Comparer le cuivre aux autres métaux de base éclaire ce que son prix doit vraiment dire. En 2025, le complexe a monté ensemble, mais le cuivre a presque doublé la performance moyenne : cette dispersion isole la part non cyclique de sa hausse.
TL;DR
En 2025, l'indice composite des métaux de base du LME a gagné environ 19 %, mais le cuivre trois mois a bondi de près de 41,7 % : cette surperformance isole sa composante non cyclique.
- Le cuivre trois mois s'établissait à 12 423 dollars la tonne fin décembre 2025, avant un record en séance de 14 527,50 dollars le 29 janvier 2026 (LME).
- Sondage Reuters de début 2026 (médiane, par rapport aux prix moyens 2025) : de l'ordre de 20 % pour le cuivre, 16 % pour l'étain, 12 % pour l'aluminium, contre 4 à 5 % pour le nickel, le plomb et le zinc.
- L'étain a lui aussi inscrit un record, environ 59 040 dollars la tonne au LME début 2026, sur fond d'offre fragile : reprise minière du Myanmar bloquée, contraintes réglementaires indonésiennes.
- Le nickel montre l'asymétrie : malgré une demande robuste pour le nickel de qualité batterie des véhicules électriques, l'expansion de la production indonésienne a effacé sa prime d'électrification.
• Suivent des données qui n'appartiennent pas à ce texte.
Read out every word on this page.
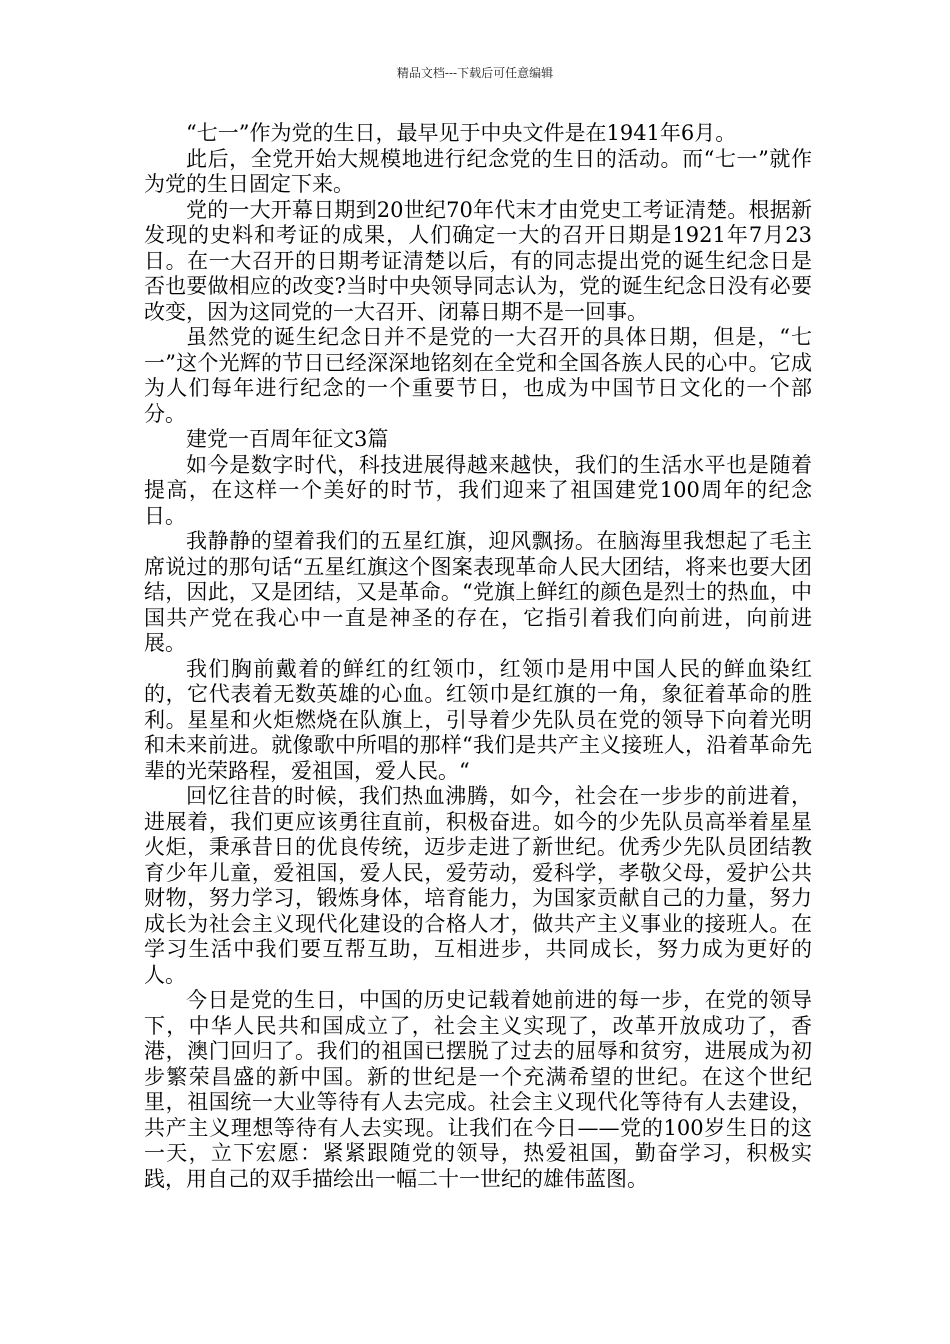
精品文档---下载后可任意编辑

“七一”作为党的生日，最早见于中央文件是在1941年6月。

此后，全党开始大规模地进行纪念党的生日的活动。而“七一”就作为党的生日固定下来。

党的一大开幕日期到20世纪70年代末才由党史工考证清楚。根据新发现的史料和考证的成果，人们确定一大的召开日期是1921年7月23日。在一大召开的日期考证清楚以后，有的同志提出党的诞生纪念日是否也要做相应的改变?当时中央领导同志认为，党的诞生纪念日没有必要改变，因为这同党的一大召开、闭幕日期不是一回事。

虽然党的诞生纪念日并不是党的一大召开的具体日期，但是，“七一”这个光辉的节日已经深深地铭刻在全党和全国各族人民的心中。它成为人们每年进行纪念的一个重要节日，也成为中国节日文化的一个部分。

建党一百周年征文3篇

如今是数字时代，科技进展得越来越快，我们的生活水平也是随着提高，在这样一个美好的时节，我们迎来了祖国建党100周年的纪念日。

我静静的望着我们的五星红旗，迎风飘扬。在脑海里我想起了毛主席说过的那句话“五星红旗这个图案表现革命人民大团结，将来也要大团结，因此，又是团结，又是革命。“党旗上鲜红的颜色是烈士的热血，中国共产党在我心中一直是神圣的存在，它指引着我们向前进，向前进展。

我们胸前戴着的鲜红的红领巾，红领巾是用中国人民的鲜血染红的，它代表着无数英雄的心血。红领巾是红旗的一角，象征着革命的胜利。星星和火炬燃烧在队旗上，引导着少先队员在党的领导下向着光明和未来前进。就像歌中所唱的那样“我们是共产主义接班人，沿着革命先辈的光荣路程，爱祖国，爱人民。“

回忆往昔的时候，我们热血沸腾，如今，社会在一步步的前进着，进展着，我们更应该勇往直前，积极奋进。如今的少先队员高举着星星火炬，秉承昔日的优良传统，迈步走进了新世纪。优秀少先队员团结教育少年儿童，爱祖国，爱人民，爱劳动，爱科学，孝敬父母，爱护公共财物，努力学习，锻炼身体，培育能力，为国家贡献自己的力量，努力成长为社会主义现代化建设的合格人才，做共产主义事业的接班人。在学习生活中我们要互帮互助，互相进步，共同成长，努力成为更好的人。

今日是党的生日，中国的历史记载着她前进的每一步，在党的领导下，中华人民共和国成立了，社会主义实现了，改革开放成功了，香港，澳门回归了。我们的祖国已摆脱了过去的屈辱和贫穷，进展成为初步繁荣昌盛的新中国。新的世纪是一个充满希望的世纪。在这个世纪里，祖国统一大业等待有人去完成。社会主义现代化等待有人去建设，共产主义理想等待有人去实现。让我们在今日——党的100岁生日的这一天，立下宏愿：紧紧跟随党的领导，热爱祖国，勤奋学习，积极实践，用自己的双手描绘出一幅二十一世纪的雄伟蓝图。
Un cycle industriel mondial soulève tous les métaux ; il ne fait pas surperformer l’un d’eux. L’écart entre le cuivre et ses pairs devient alors un test de ce qui, dans son prix, relève du cycle ou d’autre chose.
Pourquoi comparer le cuivre à ses pairs
Les métaux de base — cuivre, aluminium, zinc, nickel, plomb, étain — partagent une large part de leurs moteurs. Ils répondent au cycle industriel mondial, au dollar et à l’inflation, si bien qu’une accélération conjoncturelle tend à les soulever ensemble. C’est cette communauté de réponse qui fait du cuivre un indicateur de croissance : quand l’activité accélère, sa demande progresse comme celle de ses voisins. Mais cette propriété a un revers : si le cuivre ne faisait que suivre le complexe, son mouvement ne dirait rien de plus que le cycle. C’est précisément quand il s’en écarte qu’il devient intéressant à isoler. Lecture associée : notre sous-pilier sur les cycles des matières premières.
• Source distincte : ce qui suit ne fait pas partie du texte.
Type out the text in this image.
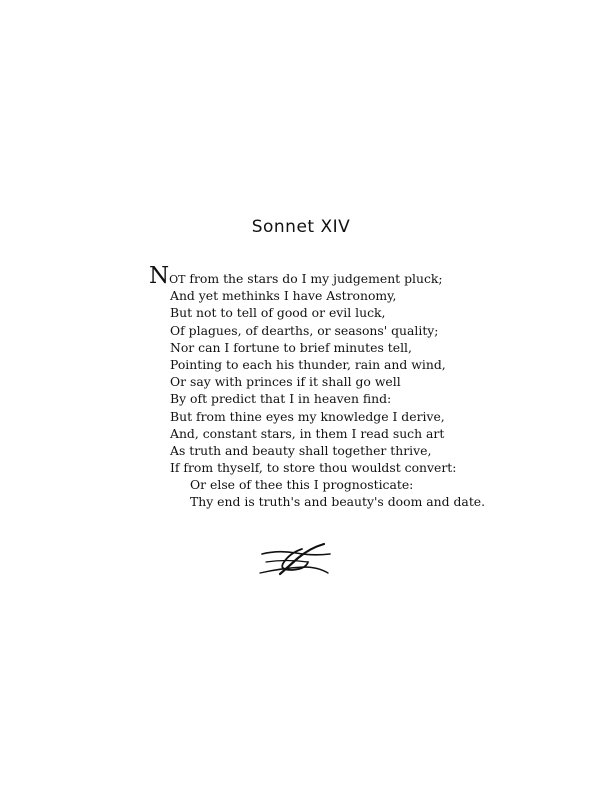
Sonnet XIV
NOT from the stars do I my judgement pluck;
And yet methinks I have Astronomy,
But not to tell of good or evil luck,
Of plagues, of dearths, or seasons' quality;
Nor can I fortune to brief minutes tell,
Pointing to each his thunder, rain and wind,
Or say with princes if it shall go well
By oft predict that I in heaven find:
But from thine eyes my knowledge I derive,
And, constant stars, in them I read such art
As truth and beauty shall together thrive,
If from thyself, to store thou wouldst convert:
Or else of thee this I prognosticate:
Thy end is truth's and beauty's doom and date.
La comparaison fonctionne donc comme un test. Une hausse partagée par tous les métaux pointe vers un facteur commun — macroéconomique. Une hausse concentrée sur le cuivre pointe vers un facteur qui lui est propre : déficit minier, intensité dans l’électrification, tension réglementaire. C’est cette distinction qui nourrit ce que mesure vraiment le ratio cuivre/or, dont le cuivre est le numérateur, et qui rejoint plus largement la transmission des cycles de matières premières. Lire le cuivre à l’aune de ses pairs, plutôt que seul, permet de séparer ce qui parle du cycle de ce qui parle du métal.
Cette grille s’applique directement au ratio cuivre/or. Si le numérateur — le cuivre — monte pour des raisons propres à son marché plutôt que par vigueur de la demande mondiale, le ratio enregistre un signal de croissance qui n’existe pas vraiment. comment le ratio cuivre/or suit les taux longs resitue ce mécanisme dans le régime macro d’ensemble. Isoler la composante idiosyncratique du cuivre revient donc à mesurer la part du ratio qui ne dit plus rien du cycle.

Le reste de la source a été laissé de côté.